Taking up the suggestion by tutor, Wendy, I am trying out engobes. She suggested that they might work well on my pinch pots. Linking my colourful patterns on the outside to a colourful inside. What have I got to loose?
Thus, with Wendy's help I mixed two colours: black and blue engobes. I was astonished by the ratio she mixed them at: 50% blue stain to 50% engobe and 25% white stain to 75% engobe. To me that seems a lot of stains but as these were Wendy's materials and her recipe I assume that the ratio is correct. Stains and engobes are by ATC colours, Stoke. Not sure I would be able to afford this on my own budget.
Anyway, she suggested to apply the engobes to bisque ware but I decided to also try them out on greenware.
Poured engobes into inside of leather hard pots. My suspicion was that they were rather thick. After bisque firing it already became obvious that there was a problem with the bond between engobe and clay body. Some of the engobe was shelling off the rim and on the inside.
I tried to conceal these faults with the design liner decorations I applied before the second bisque firing.
I brushed on latex resist to mask out the areas I wanted to remain unglazed on the outside of the pots before glazing the outside with a clear E/W glaze. The pots were fired to ca 1075°c.
Not really the most successful test. The shelling off of the engobes was even worse after glaze firing.
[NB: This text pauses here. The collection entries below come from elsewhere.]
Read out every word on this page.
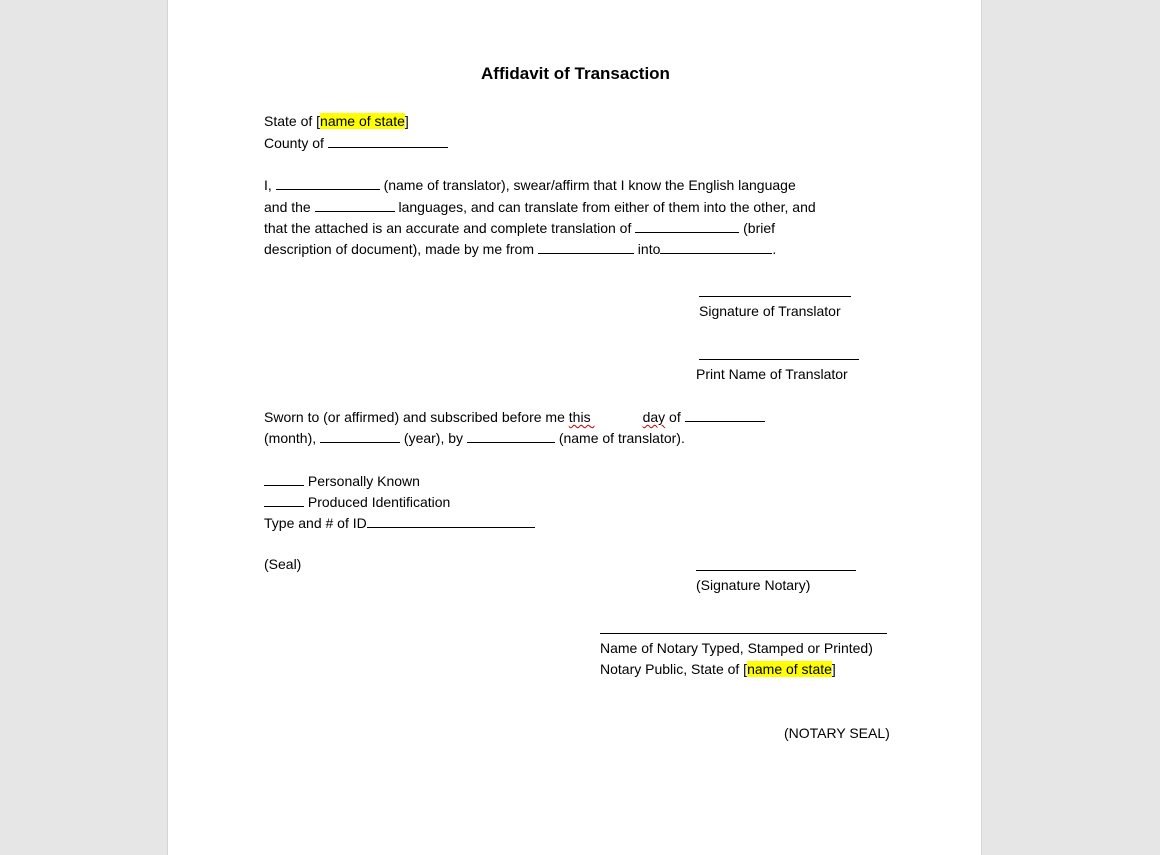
Affidavit of Transaction
State of [name of state]
County of
I,	(name of translator), swear/affirm that I know the English language
and the	languages, and can translate from either of them into the other, and
that the attached is an accurate and complete translation of	(brief
description of document), made by me from	into	.
Signature of Translator
Print Name of Translator
Sworn to (or affirmed) and subscribed before me this	day of
(month),	(year), by	(name of translator).
Personally Known
Produced Identification
Type and # of ID
(Seal)
(Signature Notary)
Name of Notary Typed, Stamped or Printed)
Notary Public, State of [name of state]
(NOTARY SEAL)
In the end I scraped off as much of the loose engobe on the inside of the pots as I could. I added another layer of design liner decorations to see whether I can bring them back from the brink. I will refire them to a slightly higher temperature as they seem to be slightly underfired as not all of the pigment has fused but leaves slight colour traces to the touch.
Bisque ware test:
After a high bisque firing I applied the decorative bands on the outside of the pots in a combination of design liners and underglaze paints.
Then they went through a second bisque firing to set those colours. I used latex resist the mask out areas before spraying them with an even coating of the blue engobe. On one of the pots I decided to continue the blue engobe to the outside to make an even stronger link between the inside and outside of the pot. I carefully brushed on the clear E/W glaze to bring out the underglaze colours on the bands on the outside. The two pots were fired along with the other two test pots to ca 1075°c.
As said, I think these pots are slightly underfired and I will try to refire them to a slightly higher temperature. However, I already know that engobes are not the way forward for me. I don't like the flat dry surface quality. For me engobes make my pots feel dead. They do not provide the wished for link between the outside and insides of my pinch pots. I also don't like the fact that the use of engobes would reduce the functionality of my pots.
However, I have gained a real respect for people using engobes as one has to work very cleanly and precisely to get a good finish. Little mistakes are so clearly visible. Glazes are much more forgiving. Should I want colour in the insides I'd much rather resort to coloured slips.